Прощаясь с читателем, очень надеюсь на его снисхождение и понимание. Я родился в 1925 году. Я жил при правительстве буржуазной Латвии, в советском социалистическом обществе, сейчас живу в России, в стране, которая только начинает демократические преобразования. Я учился в разных школах: в гимназии Риги, в заочной средней школе города Петрозаводска, затем в Московском университете. Так постепенно я формировался как личность со своими взглядами на жизнь. На возможный вопрос, почему я не уезжаю, как это сделали многие мои соплеменники и не только они, — отвечаю: я воевал вместе с миллионами русских и не русских людей против фашизма, здесь я нашел свое счастье, а оно большим и настоящим бывает только раз в жизни. И потом я никогда не участвую в лотереях, поэтому я не уезжаю из Петрозаводска, и дай Бог, никогда не уеду.

Вот уже 45 лет как мы с Надей вместе. Мы трезво смотрим на жизнь, понимаем, что молодыми умереть нам уже не грозит. Но... появился синдром «страха». Особенно остро он проявляется, когда мы не вместе.

Зимний морозный день. Из-за своей астмы сижу дома. Надя пошла за хлебом в булочную. Это совсем недалеко от нас, только через площадь перейти. Проходит полчаса — ее нет. Я уже волнуюсь. Проходит час, я не отхожу от окна, готов звонить в милицию, в больницу «Скорой помощи», черт знает куда, лишь бы что-то делать.
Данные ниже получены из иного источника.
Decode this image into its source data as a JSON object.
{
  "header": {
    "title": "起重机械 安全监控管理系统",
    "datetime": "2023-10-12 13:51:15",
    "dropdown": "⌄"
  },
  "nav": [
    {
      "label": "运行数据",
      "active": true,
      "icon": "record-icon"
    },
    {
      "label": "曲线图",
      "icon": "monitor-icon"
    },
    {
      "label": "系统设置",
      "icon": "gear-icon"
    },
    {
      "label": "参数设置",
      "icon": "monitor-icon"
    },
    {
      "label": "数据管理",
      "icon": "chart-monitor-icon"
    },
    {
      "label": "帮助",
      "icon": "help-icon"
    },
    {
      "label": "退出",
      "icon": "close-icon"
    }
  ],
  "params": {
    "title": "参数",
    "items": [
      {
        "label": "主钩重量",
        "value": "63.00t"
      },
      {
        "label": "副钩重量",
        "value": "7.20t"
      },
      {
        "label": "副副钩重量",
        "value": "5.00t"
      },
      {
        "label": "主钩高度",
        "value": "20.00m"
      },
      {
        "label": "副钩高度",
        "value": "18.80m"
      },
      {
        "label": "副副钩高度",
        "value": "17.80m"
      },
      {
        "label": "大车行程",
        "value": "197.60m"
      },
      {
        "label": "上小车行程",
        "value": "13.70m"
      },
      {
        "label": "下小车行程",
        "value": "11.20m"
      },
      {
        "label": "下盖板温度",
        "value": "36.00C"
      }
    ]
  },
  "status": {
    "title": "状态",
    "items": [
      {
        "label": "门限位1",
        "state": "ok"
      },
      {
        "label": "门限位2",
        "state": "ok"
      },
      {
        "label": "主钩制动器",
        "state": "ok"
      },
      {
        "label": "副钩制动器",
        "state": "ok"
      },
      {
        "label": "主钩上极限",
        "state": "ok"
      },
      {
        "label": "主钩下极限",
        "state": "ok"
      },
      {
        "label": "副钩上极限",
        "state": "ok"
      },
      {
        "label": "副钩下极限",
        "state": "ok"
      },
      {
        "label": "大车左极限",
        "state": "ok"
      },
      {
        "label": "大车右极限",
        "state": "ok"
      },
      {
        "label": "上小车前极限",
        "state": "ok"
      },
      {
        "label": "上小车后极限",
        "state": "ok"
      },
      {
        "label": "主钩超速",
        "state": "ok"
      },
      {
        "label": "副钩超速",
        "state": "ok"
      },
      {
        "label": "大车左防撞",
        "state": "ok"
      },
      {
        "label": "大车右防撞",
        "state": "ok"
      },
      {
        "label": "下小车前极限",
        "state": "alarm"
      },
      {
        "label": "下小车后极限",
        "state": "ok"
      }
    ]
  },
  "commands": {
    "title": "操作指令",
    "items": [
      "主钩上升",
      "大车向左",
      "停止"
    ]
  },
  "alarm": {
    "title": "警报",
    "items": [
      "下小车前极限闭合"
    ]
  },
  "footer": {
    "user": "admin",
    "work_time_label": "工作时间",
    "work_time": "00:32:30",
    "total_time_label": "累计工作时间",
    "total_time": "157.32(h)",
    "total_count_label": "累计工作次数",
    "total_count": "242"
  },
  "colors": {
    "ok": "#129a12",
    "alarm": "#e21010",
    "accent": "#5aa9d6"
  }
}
А все очень просто:

Надя встретила знакомую и по-женски заболталась.

237

Лето. Я иду в гараж за машиной. Наде кажется, что меня слишком долго нет. Все повторяется с точностью до наоборот. А у меня, вернее у машины, колесо спустило. На его замену ушло время, позвонить неоткуда. Может, проще заиметь мобильный телефон, и тогда все наши «страхи» нашли бы свое быстрое разрешение? Смешно, но это так!

Мы почти не разлучаемся, стараемся по мере возможности быть вместе, только тогда спокойно на душе.

Возраст и болезни иногда, конечно, наводят на грустные мысли. Однажды я задумался: а что это значит, если меня не будет? Это значит, что ничего не будет для меня, но для других ведь что-то будет! Вот для этих других я и решил оставить повесть о своей жизни, с ее ошибками и удачами, радостью и печалью и счастливым сознанием, что я еще живу, что я еще дышу и что со мной рядом мой любимый человек по имени НАДЕЖДА.